Tax Havens Blunt Impact of Corporate Tax Cut, Economists Say

In Economy, Taxes On

 

The new corporate tax cuts are unlikely to stimulate the level of job creation and wage growth that the Trump administration has promised, a trio of prominent economists has concluded, because high tax rates were not pushing much investment out of the United States in the first place.

Instead, the researchers conclude, multinational corporations based in the United States and other advanced economies have sheltered nearly 40 percent of their profits in tax havens like Bermuda, depriving their domestic governments of tax revenues and enriching wealthy shareholders. That number suggests a jarringly large amount of what appears, to policymakers, to be investment pushed abroad by high tax rates is instead an accounting trick — so-called paper profits — which tax cuts will not reverse.

“This idea that if you cut taxes, you’ll attract a lot of physical capital, a lot of investment to the United States, I don’t think is supported by the evidence,” said Gabriel Zucman, an economist at the University of California, Berkeley, and one of the paper’s authors. “Paper profits — that doesn’t boost wages for workers. What boosts wages is actual factories.”

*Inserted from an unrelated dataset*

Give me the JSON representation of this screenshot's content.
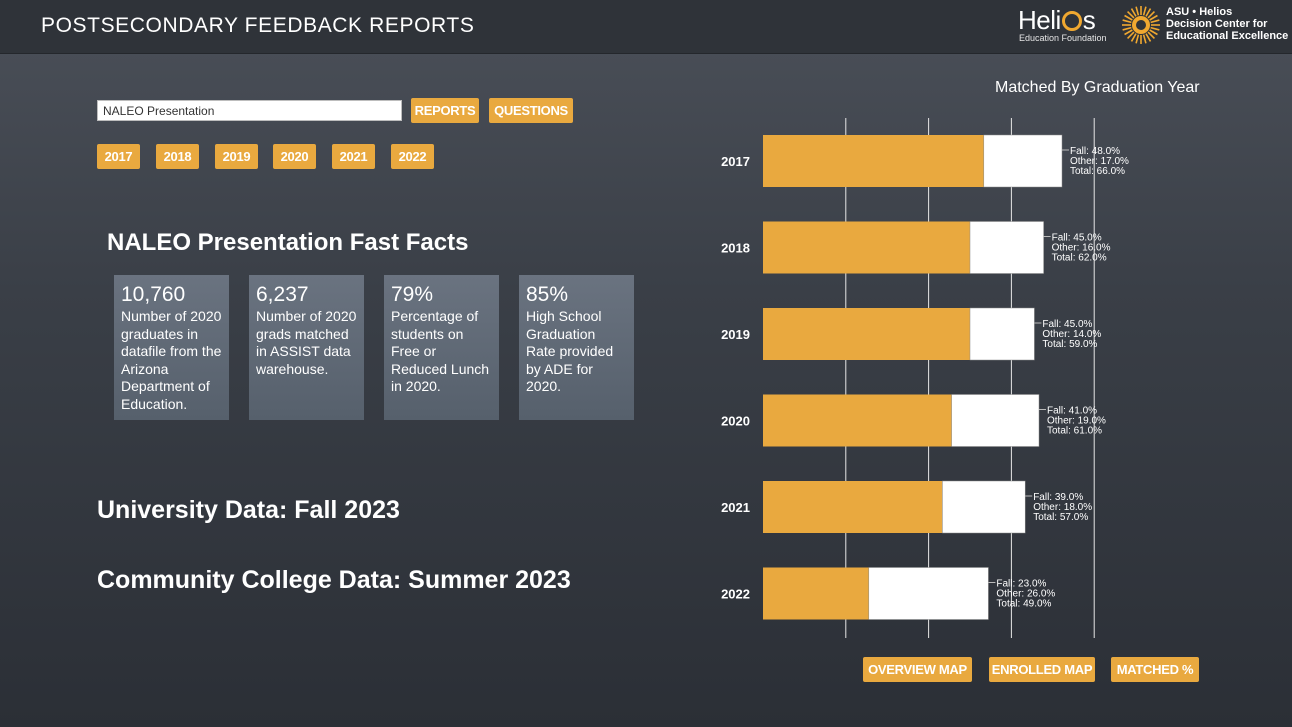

The research by Mr. Zucman and Thomas Torslov and Ludvig Wier of the University of Copenhagen does not imply that corporate tax cuts will not help companies or lead to at least some new investment. But it challenges the magnitude of the increase that President Trump and congressional Republicans promised would result from cutting the corporate tax rate to 21 percent from 35 percent as part of the $1.5 trillion tax overhaul.